Mama's got your back.

I just did something I promised myself I wouldn't. I organized my son's high school notebook.

I couldn't help myself. It's high school. Everything counts now. It matters. Letting him start high school unorganized feels completely wrong.

As a parent I promised myself that I will never do something for my sons that they can do for themselves. Has that always been easy? Nope. It drives me nuts how they put away their clean laundry, how they load the dishwasher, how they make their beds and "clean" their rooms, but I let them do it. Because that's my job. To let them do it.

So if he can do all of that, can't he can organize his school folders and paperwork all by himself? I mean, come on. He's a Freshman in high school for goodness sake. Surely he can organize his own damn folders.

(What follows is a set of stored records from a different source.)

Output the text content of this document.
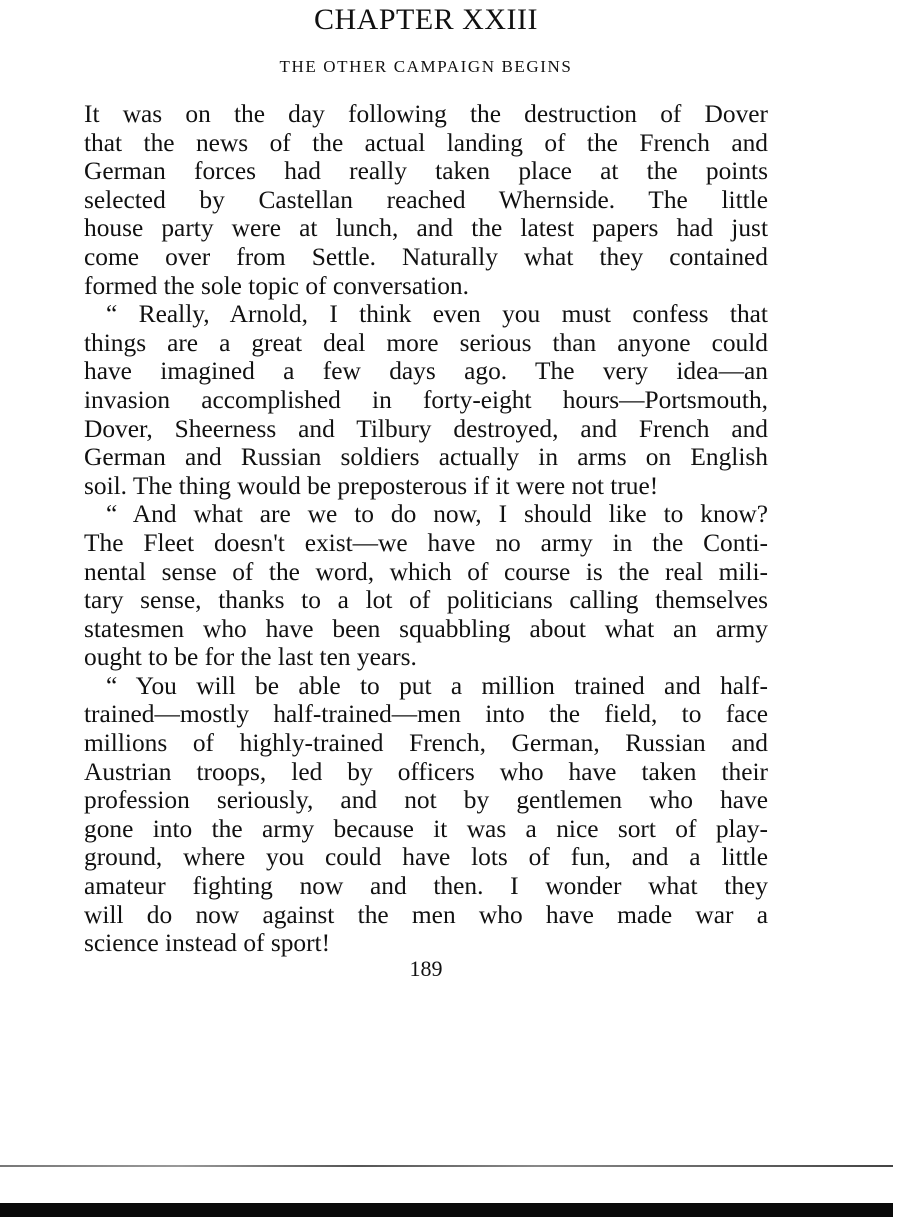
CHAPTER XXIII
THE OTHER CAMPAIGN BEGINS
It was on the day following the destruction of Dover
that the news of the actual landing of the French and
German forces had really taken place at the points
selected by Castellan reached Whernside. The little
house party were at lunch, and the latest papers had just
come over from Settle. Naturally what they contained
formed the sole topic of conversation.
“ Really, Arnold, I think even you must confess that
things are a great deal more serious than anyone could
have imagined a few days ago. The very idea—an
invasion accomplished in forty-eight hours—Portsmouth,
Dover, Sheerness and Tilbury destroyed, and French and
German and Russian soldiers actually in arms on English
soil. The thing would be preposterous if it were not true!
“ And what are we to do now, I should like to know?
The Fleet doesn't exist—we have no army in the Conti-
nental sense of the word, which of course is the real mili-
tary sense, thanks to a lot of politicians calling themselves
statesmen who have been squabbling about what an army
ought to be for the last ten years.
“ You will be able to put a million trained and half-
trained—mostly half-trained—men into the field, to face
millions of highly-trained French, German, Russian and
Austrian troops, led by officers who have taken their
profession seriously, and not by gentlemen who have
gone into the army because it was a nice sort of play-
ground, where you could have lots of fun, and a little
amateur fighting now and then. I wonder what they
will do now against the men who have made war a
science instead of sport!
189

Except that he can't. Sometimes my son's ADHD rears it's ugly head. Like it's waving at us, desperate to get our attention saying, "Hello! I'm still here and I'm never leaving!" And when that happens, all I really want to do is give it the finger and leave the room. But unfortunately that's not a option.

After being diagnosed after the third grade, we tried three different types of ADHD medication over almost a two year period. Although the medication helped him in some areas, the negative effects of the medication weren't worth the small benefits. We took him off of the meds and he as done very well without them. He has learned to compensate and for the last three years has been an excellent student.

But there are moments. Reminders that oh yeah, our son has ADHD. He still gets very distracted. I can't speak to what he's like in class, but his grades have been great so we assume that he's paying attention in class. But when he gets home, distractions abound. I am constantly having to tell him to get off of YouTube, stop looking at your phone, etc., etc. His hand writing is terrible. And his organizational skills, well they drive me to drink.

Yes, that's right. It drives me nuts how disorganized my son can be. Bonkers. And I've shown him. I've shown him over and over again about how to use his planner and label his folders and how to keep the correct papers in the corresponding folders. Several times throughout the year I get to have to reorganize him. And he lets me because he knows that I need to do that for him.

Because here's the thing. He's disorganized. He might always be a little disorganized. He might drive his future wife bananas with how disorganized he is. But for now, I can help. I can help set him up. I can get out my trusted label maker and get all over his files and notebooks and spiral folders and I can organize the shit out of all of it.

There are things that matter and things that don't. How he puts away his laundry or loads the dishwasher or makes his bed doesn't really matter. If he can't find his Algebra homework because it's in his Spanish folder and ends up getting a zero, well that matters. And this Mama can't let that go. There's a lot of things I can let go. Lots of things that I have no problem letting my kids suffer through to learn their lesson. His disorganization isn't his fault, it's his ADHD's fault. He needs the extra help and Mama's gonna have his back. Always. Even as a Freshman in high school.

And yes, I will be giving his bride a label maker as a wedding present. She's gonna need it.